/clj-hdfs

Small lib to make it easier to work with data on Hadoop's Distributed FileSystem (HDFS)

Primary LanguageClojure

clj-hdfs

Small lib to make it easier to work with data on Hadoop's Distributed File System (HDFS).

Usage

More examples are in the tests. It's still early days but reading and writing with SequenceFiles is implemented.

(use 'clj-hdfs.core)
(import org.apache.hadoop.io.LongWritable)

(def config (create-configuration {}))

(let [tmp-path (path "./tmp/appender.seq")]
  (with-open [writer (create-sequence-writer config tmp-path LongWritable LongWritable)]
    (let [append (appender writer (LongWritable. ) (LongWritable. ))]
      (append {130 110})))
  (with-open [reader (create-sequence-reader config tmp-path)]
    (let [record (first (reader-seq reader (LongWritable.) (LongWritable.)))]
      (println record))))
;; {130 110}

Compression

You can specify the compression type and compression codec you'd like to create the SequenceFile with too.

(use 'clj-hdfs.core)
(import org.apache.hadoop.io.LongWritable)

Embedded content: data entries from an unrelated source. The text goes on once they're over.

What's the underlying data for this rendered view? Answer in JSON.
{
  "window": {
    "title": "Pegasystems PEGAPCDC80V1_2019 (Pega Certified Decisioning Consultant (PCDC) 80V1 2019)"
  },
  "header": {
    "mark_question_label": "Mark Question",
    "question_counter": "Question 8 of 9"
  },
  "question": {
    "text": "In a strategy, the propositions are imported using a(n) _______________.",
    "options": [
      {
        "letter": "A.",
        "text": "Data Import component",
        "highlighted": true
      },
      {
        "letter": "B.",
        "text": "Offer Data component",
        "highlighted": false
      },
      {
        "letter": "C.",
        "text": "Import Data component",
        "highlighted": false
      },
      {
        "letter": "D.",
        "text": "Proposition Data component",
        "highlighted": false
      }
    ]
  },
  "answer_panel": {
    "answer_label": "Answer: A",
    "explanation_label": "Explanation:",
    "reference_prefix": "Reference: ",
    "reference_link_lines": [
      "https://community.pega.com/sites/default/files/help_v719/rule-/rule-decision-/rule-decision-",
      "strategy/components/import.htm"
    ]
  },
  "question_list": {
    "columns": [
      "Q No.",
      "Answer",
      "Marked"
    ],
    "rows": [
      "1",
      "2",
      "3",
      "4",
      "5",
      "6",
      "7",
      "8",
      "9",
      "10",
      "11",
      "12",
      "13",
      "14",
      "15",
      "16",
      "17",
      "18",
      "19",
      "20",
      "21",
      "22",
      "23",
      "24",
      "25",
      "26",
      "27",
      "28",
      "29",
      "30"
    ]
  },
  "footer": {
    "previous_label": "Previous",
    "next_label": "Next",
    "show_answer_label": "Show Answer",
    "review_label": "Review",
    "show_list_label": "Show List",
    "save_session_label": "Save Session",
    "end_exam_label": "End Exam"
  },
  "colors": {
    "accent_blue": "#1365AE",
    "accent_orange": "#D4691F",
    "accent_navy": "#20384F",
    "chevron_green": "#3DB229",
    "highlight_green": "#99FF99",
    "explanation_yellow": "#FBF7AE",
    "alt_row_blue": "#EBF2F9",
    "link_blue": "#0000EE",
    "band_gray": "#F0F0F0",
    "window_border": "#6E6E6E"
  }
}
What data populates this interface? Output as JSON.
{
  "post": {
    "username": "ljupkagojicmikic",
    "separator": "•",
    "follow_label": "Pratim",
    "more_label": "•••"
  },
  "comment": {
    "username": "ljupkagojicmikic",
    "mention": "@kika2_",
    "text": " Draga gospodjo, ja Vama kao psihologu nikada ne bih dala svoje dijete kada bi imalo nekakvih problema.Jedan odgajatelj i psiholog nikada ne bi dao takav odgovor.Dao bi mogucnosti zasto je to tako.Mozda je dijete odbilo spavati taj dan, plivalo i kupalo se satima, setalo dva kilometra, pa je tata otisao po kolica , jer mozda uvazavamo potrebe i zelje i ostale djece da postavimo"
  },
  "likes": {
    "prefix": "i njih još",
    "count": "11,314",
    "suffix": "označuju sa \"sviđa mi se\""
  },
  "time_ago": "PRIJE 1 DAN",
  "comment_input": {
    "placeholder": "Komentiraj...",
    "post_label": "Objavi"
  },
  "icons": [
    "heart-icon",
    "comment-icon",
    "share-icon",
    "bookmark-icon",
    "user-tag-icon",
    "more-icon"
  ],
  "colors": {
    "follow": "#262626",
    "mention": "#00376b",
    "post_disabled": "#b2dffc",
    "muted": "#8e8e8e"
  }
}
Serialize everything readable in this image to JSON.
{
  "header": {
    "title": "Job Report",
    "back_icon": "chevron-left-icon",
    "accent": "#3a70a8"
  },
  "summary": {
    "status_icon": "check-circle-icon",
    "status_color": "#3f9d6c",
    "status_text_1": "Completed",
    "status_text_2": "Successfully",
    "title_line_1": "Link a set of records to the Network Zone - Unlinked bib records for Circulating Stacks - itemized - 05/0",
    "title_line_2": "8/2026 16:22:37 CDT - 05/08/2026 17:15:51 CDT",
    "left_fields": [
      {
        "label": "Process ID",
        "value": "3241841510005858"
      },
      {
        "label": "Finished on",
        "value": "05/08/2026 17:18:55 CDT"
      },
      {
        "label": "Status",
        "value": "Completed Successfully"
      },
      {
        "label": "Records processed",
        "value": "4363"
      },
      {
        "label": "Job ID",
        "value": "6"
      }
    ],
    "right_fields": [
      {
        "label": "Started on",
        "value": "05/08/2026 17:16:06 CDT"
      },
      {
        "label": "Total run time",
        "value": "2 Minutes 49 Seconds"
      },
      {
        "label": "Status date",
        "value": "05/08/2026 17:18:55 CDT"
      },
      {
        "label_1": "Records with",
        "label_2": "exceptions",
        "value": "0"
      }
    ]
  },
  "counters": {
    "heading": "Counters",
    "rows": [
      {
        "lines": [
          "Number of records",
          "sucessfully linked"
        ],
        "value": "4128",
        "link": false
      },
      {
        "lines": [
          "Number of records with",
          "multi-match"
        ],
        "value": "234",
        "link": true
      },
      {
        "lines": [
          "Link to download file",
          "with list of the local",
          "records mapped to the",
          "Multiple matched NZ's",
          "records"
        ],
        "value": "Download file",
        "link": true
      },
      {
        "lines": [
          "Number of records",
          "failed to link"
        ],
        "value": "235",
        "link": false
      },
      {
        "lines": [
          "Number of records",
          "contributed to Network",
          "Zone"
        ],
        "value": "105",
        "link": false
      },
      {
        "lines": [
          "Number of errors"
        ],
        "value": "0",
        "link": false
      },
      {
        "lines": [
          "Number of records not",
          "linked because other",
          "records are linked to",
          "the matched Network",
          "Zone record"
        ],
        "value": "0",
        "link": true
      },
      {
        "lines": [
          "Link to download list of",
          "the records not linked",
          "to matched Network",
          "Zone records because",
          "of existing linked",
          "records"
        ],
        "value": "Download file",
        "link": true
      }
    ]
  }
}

(def config (create-configuration {}))

(let [tmp-path (path "./tmp/appender.seq")]
  (with-open [writer (create-sequence-writer config tmp-path LongWritable LongWritable :compression-type :block :compression-codec :snappy)]
    (let [append (appender writer (LongWritable. ) (LongWritable. ))]
      (append {130 110})))
  (with-open [reader (create-sequence-reader config tmp-path)]
    (let [record (first (reader-seq reader (LongWritable.) (LongWritable.)))]
      (println record))))
;; {130 110}

License

Copyright © 2012 Paul Ingles

Distributed under the Eclipse Public License, the same as Clojure.